If you click around enough on the side menu, or use a search engine (recommended) you'll find that matplotlib.pyplot.plot makes lines. Let's try to graph the predicted line from our regression model (named reg).

`matplotlib.pyplot.plot` takes two required arguments, and X and a Y variable.

In [None]:
plt.plot(X, reg.predict(X))

This works, but how do we get them on the same plot?

Partway through the page about `plot` there's a question about plotting multiple data sets. The answer begins, "The most straight forward way is just to call plot multiple times".

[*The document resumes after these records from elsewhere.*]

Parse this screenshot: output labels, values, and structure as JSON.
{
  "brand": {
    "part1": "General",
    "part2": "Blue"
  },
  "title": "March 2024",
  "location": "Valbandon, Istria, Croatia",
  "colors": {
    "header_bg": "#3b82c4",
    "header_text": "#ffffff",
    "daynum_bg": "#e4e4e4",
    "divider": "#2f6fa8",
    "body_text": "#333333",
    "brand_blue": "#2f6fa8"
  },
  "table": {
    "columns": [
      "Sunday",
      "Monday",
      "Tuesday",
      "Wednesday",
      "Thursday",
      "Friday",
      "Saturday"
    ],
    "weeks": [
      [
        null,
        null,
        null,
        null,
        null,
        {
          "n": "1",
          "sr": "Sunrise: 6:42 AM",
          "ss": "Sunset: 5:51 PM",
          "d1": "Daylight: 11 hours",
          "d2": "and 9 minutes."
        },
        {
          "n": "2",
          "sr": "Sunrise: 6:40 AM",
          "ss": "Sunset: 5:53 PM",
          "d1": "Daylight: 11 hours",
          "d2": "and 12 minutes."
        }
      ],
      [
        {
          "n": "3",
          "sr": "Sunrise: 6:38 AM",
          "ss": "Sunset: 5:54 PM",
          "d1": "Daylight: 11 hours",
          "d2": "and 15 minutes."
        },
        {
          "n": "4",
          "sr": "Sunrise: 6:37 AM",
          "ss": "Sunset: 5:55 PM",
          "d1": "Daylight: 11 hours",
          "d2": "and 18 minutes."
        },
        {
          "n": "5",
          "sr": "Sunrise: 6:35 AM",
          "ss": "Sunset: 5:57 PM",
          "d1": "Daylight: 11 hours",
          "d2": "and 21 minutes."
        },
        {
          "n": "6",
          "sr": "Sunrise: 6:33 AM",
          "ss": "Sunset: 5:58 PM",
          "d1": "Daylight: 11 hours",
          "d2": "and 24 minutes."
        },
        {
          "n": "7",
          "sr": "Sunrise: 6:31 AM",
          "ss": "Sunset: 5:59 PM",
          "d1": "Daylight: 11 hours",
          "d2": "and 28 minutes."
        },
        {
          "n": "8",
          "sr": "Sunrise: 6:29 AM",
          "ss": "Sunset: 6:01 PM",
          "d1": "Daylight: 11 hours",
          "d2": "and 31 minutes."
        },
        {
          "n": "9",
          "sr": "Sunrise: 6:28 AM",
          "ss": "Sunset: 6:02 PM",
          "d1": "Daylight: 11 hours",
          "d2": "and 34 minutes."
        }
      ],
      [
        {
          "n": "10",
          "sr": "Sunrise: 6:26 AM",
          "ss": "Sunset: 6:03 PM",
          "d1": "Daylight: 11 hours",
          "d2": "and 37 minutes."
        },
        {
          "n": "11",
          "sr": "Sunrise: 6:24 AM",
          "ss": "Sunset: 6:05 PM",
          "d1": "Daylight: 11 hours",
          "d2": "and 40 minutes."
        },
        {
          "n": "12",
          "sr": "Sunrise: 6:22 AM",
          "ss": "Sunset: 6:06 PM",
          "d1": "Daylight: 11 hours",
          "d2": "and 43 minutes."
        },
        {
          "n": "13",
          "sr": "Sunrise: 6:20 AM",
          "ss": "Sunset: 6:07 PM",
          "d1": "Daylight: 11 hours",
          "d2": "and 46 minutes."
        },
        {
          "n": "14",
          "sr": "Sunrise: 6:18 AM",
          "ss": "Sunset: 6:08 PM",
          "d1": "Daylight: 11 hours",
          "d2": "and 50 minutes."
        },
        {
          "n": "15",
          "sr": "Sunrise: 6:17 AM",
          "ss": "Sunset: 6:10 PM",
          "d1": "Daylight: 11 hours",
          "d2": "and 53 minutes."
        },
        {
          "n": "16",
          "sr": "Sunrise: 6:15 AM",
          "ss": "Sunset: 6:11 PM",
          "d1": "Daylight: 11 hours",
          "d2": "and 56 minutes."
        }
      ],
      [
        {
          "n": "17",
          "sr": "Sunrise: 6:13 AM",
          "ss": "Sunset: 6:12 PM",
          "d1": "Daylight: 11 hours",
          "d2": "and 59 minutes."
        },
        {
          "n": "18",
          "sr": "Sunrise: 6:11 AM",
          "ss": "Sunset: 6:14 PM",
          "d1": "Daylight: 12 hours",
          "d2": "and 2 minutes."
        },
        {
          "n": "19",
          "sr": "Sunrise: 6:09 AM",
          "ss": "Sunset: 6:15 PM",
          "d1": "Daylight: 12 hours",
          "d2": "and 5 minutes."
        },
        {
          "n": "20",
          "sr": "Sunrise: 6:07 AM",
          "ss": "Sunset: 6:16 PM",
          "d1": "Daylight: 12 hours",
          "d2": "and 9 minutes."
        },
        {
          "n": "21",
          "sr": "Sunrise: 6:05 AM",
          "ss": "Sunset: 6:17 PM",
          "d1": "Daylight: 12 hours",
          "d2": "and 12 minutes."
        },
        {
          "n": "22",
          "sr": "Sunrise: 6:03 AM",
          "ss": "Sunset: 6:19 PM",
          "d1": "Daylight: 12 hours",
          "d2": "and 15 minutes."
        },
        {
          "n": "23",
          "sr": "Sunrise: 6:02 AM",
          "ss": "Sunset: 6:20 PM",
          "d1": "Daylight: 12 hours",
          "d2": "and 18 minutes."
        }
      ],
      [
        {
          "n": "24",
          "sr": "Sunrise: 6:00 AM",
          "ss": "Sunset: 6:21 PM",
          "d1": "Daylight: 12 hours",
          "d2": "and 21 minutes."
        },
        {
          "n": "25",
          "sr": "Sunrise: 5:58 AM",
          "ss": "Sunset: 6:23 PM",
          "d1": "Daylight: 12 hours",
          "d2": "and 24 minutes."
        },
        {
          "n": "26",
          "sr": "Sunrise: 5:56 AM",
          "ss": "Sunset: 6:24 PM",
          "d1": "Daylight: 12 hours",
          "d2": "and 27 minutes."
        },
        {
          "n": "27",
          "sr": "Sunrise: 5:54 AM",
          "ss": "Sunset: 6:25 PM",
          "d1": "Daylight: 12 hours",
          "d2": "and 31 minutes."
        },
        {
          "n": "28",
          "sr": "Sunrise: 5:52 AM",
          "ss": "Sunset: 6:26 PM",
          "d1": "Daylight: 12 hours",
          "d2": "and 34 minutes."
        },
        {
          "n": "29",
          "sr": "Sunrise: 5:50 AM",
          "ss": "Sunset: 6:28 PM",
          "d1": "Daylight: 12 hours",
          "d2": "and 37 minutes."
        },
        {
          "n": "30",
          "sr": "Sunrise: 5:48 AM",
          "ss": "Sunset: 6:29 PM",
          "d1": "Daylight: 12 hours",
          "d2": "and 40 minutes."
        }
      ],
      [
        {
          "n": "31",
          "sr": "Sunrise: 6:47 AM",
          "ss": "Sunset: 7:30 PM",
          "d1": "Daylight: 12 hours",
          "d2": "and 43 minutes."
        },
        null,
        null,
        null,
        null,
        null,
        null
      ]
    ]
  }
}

Since the worst that will happen is that it doesn't work let's try that. We'll just write both our graph-generating lines in the same code cell.

In [None]:
plt.scatter(df['Heart Rate Max'], df['Heart Rate Avg'])
plt.plot(X, reg.predict(X))

And it works! With minimal effort!

#### Unfortunately, the color of the line is hard to see. Change it.

In [None]:
# your code goes here


#### Additionally, the graph starts somewhere near (60, 60), not (0, 0). Fix that, too.

In [None]:
# your code goes here


Our original regression didn't give us a p-value. It's not present for the scikit-learn. That is a function one can get from scipy.stats.linregress.

#### Below, replicate our regression using scipy.stats.linregress and get a p-value.

In [None]:
# your code goes here


And that's it! The last unit will be inside All of Us.